If that doesn't get you, than you'll probably be referred to the highest tier and that's usually where you're talking to an actually developer of a system in some way. Maybe it's a programmer, maybe it's a guy who writes the actual firmware for some router or something. And that's how sort of stagger the approach this, you have tiers. The lower skilled maybe outsourced. Then you get into the higher tiers, where it's higher and higher skilled, more expensive, support folks. IT server management is a different approach to doing IT. It's essentially where you take all of the IT operations and you sort of make all the other departments in the organization, customers to the IT shop, which is the service provider, providing services to those departments.
And they buy service as they would buy service from any other service provider. From the IT service management perspective, it's those other departments that are the customers and the IT service provider is just the IT department. Now IT service management provides two things. One is service delivery and the other is service support. So IT service management, service delivery is all about providing stuff to the customers, the other departments. Like providing an email system for them to use, providing a HR system, proving network services that they can use and bandwidth.
IT service support is all like providing the support for those systems or providing a help desk that allows people to call in and get them their needs serviced that way. That's IT service management and it's just a different approach to doing an IT department. There are some frameworks that you can use, some industry accepted best practices for doing IT in this way, this IT service management approach. The biggest one of course, is ITIL, the Information Technology Infrastructure Library, which is a British standard originally.
It's all about delivering that service in some best practice fashion.

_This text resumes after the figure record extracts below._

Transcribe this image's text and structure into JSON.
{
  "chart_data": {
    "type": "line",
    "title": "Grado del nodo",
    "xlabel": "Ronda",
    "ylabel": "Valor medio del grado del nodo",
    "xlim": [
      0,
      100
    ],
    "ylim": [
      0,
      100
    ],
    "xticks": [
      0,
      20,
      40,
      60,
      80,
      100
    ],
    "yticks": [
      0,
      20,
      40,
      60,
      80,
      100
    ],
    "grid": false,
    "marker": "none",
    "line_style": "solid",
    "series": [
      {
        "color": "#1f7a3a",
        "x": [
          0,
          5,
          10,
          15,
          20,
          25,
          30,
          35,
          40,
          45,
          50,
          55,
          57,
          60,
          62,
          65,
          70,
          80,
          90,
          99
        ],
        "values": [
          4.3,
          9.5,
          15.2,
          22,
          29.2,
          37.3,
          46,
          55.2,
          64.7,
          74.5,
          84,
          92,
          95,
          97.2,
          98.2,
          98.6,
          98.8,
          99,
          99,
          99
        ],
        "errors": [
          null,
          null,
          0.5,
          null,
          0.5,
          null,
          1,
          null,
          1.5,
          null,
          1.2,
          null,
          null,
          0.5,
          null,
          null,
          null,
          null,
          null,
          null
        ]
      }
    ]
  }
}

It's broken down into five different volumes. You don't need to know that for the CIS exam, but you do need to know that it is one of the key best practices for doing IT service management. Another one is from the ISO, the International Standards Organization. That's ISO 20000 which was ratified in 2011 and it's another framework or a set of best practices for doing IT service management and it's done in a sort of a PDCA, plan-do-check-act methodology.
Sometimes that's referred to as a Deming or a Shewhart cycle. It's a circular approach. You plan, then you do something, then you check, then you act, then you plan again, then you do something, then you check, and you do this with a circular approach. So ISO 20000 is a circular PDCA approach to doing IT service management. Either way, it's important to know that there are frameworks out there you can employ if you want to make your IT organization work in this IT service management way.